My other class is a new one for me, an upper-level seminar on “Victorian Literature of Faith and Doubt.” Back when we still offered a lot of full-year courses, I sometimes taught a Victorian literature survey, and it included a “crisis of faith” unit (along with the “Woman Question” unit that became the basis of another special topics seminar I have now offered several times). I thought I’d like to get back to some of the prose and poetry I don’t otherwise get to teach much, and religion is not only the quintessential 19th-century topic but also a topic of some personal interest to me; this new seminar is the result. I would not feel competent to offer a graduate level course on this material, but I’ve been brushing up on key texts and contexts and I think (I hope!) I’m going to be OK for my purposes this term. I’ve got my intro lecture on “varieties of 19th-century faith and doubt” ready to go. We haven’t done much but organizing so far, but one comment in yesterday’s class meeting did take me by surprise–maybe unreasonably, I don’t know. The students were signing up for seminar presentations and I remarked that they seemed to be avoiding Hopkins. “It’s because we’ve never heard of him,” one of them said. Never heard of Hopkins? Am I crazy to find this startling in a room full of 4th-year English Honours and Majors students?

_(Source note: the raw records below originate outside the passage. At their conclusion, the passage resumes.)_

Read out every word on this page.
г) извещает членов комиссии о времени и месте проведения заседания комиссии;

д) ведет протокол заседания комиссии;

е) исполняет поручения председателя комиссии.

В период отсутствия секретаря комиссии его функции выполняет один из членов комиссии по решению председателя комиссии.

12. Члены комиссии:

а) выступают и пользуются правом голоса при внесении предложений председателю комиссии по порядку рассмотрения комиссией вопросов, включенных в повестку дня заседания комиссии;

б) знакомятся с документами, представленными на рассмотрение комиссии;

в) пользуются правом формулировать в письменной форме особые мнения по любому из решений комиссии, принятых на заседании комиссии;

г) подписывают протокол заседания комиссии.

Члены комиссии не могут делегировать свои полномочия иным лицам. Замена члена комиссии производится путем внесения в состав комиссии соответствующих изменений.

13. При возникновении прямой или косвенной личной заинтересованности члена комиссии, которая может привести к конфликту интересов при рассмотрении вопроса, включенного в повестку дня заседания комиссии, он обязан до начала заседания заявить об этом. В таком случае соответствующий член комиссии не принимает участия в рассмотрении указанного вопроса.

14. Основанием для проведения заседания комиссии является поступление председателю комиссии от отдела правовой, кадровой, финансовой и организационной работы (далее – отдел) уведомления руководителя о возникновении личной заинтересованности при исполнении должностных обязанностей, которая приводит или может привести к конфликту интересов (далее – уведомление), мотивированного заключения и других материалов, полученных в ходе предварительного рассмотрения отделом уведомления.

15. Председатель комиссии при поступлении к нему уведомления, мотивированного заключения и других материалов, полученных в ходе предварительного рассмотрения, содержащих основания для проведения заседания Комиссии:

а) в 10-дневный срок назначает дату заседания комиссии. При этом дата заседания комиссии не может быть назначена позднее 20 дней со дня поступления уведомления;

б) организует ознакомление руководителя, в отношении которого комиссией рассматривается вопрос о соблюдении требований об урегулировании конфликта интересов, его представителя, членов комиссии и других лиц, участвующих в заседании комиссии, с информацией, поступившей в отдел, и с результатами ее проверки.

I’ve been trying to remember when I first came across Hopkins and what my first reading would have been. I’m thinking it was “God’s Grandeur” in my second-year Chaucer-t0-Yeats survey class, or maybe (since I was the kind of person who read around) I just encountered him while reading on my own. I always teach something by Hopkins when I’m doing a poetry class or a class with a poetry unit; I’m pretty sure that when I taught Close Reading (still my most challenging and rewarding pedagogical assignment) we did at least “God’s Grandeur” and “The Windhover” every year. It’s hard to think of poetry that better illustrates both the rewards and the limits of close reading! Dear readers, do you read–have you read–any Hopkins? How obscure is he these days?

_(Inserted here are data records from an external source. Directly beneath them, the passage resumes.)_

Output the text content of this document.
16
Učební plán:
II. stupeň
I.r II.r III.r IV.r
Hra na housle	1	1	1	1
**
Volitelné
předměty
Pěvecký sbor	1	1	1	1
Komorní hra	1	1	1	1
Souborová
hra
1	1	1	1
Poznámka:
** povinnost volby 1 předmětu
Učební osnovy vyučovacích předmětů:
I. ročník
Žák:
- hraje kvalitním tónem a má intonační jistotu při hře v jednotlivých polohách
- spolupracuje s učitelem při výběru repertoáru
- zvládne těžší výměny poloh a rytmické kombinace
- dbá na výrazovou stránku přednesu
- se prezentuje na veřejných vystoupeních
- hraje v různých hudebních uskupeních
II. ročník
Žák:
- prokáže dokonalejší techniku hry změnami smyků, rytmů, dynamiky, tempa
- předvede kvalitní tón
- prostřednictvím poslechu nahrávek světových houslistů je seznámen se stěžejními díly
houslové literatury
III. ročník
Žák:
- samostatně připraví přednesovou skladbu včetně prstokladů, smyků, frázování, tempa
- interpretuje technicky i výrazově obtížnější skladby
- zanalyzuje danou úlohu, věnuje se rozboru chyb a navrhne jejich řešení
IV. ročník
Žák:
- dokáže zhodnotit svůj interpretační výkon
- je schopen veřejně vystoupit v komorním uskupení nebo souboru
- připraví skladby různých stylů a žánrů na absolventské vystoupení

To close, then, because I’m in a poetry frame of mind, here’s a study in contrasts from my ‘faith and doubt’ syllabus: my favourite section of In Memoriam (Tennyson, often belittled for his “pretty” language, shows he can be stark and restrained with the best of them) and a dose of Hopkins (ah! the ecstasy of that last moment). Go ahead: scan them both. You know you want to.

from In Memoriam A.H.H.

VII.

Dark house, by which once more I stand

Here in the long unlovely street,
Doors, where my heart was used to beat
So quickly, waiting for a hand,

A hand that can be clasp’d no more —
Behold me, for I cannot sleep,
And like a guilty thing I creep
At earliest morning to the door.

He is not here; but far away
The noise of life begins again,
And ghastly thro’ the drizzling rain
On the bald street breaks the blank day.

God’s Grandeur

The world is charged with the grandeur of God.

It will flame out, like shining from shook foil;
It gathers to a greatness, like the ooze of oil
Crushed. Why do men then now not reck his rod?
Generations have trod, have trod, have trod;
And all is seared with trade; bleared, smeared with toil;
And wears man’s smudge & shares man’s smell: the soil
Is bare now, nor can foot feel, being shod.

And for all this, nature is never spent;
There lives the dearest freshness deep down things;
And though the last lights off the black West went
Oh, morning, at the brown brink eastward, springs —
Because the Holy Ghost over the bent
World broods with warm breast & with ah! bright wings.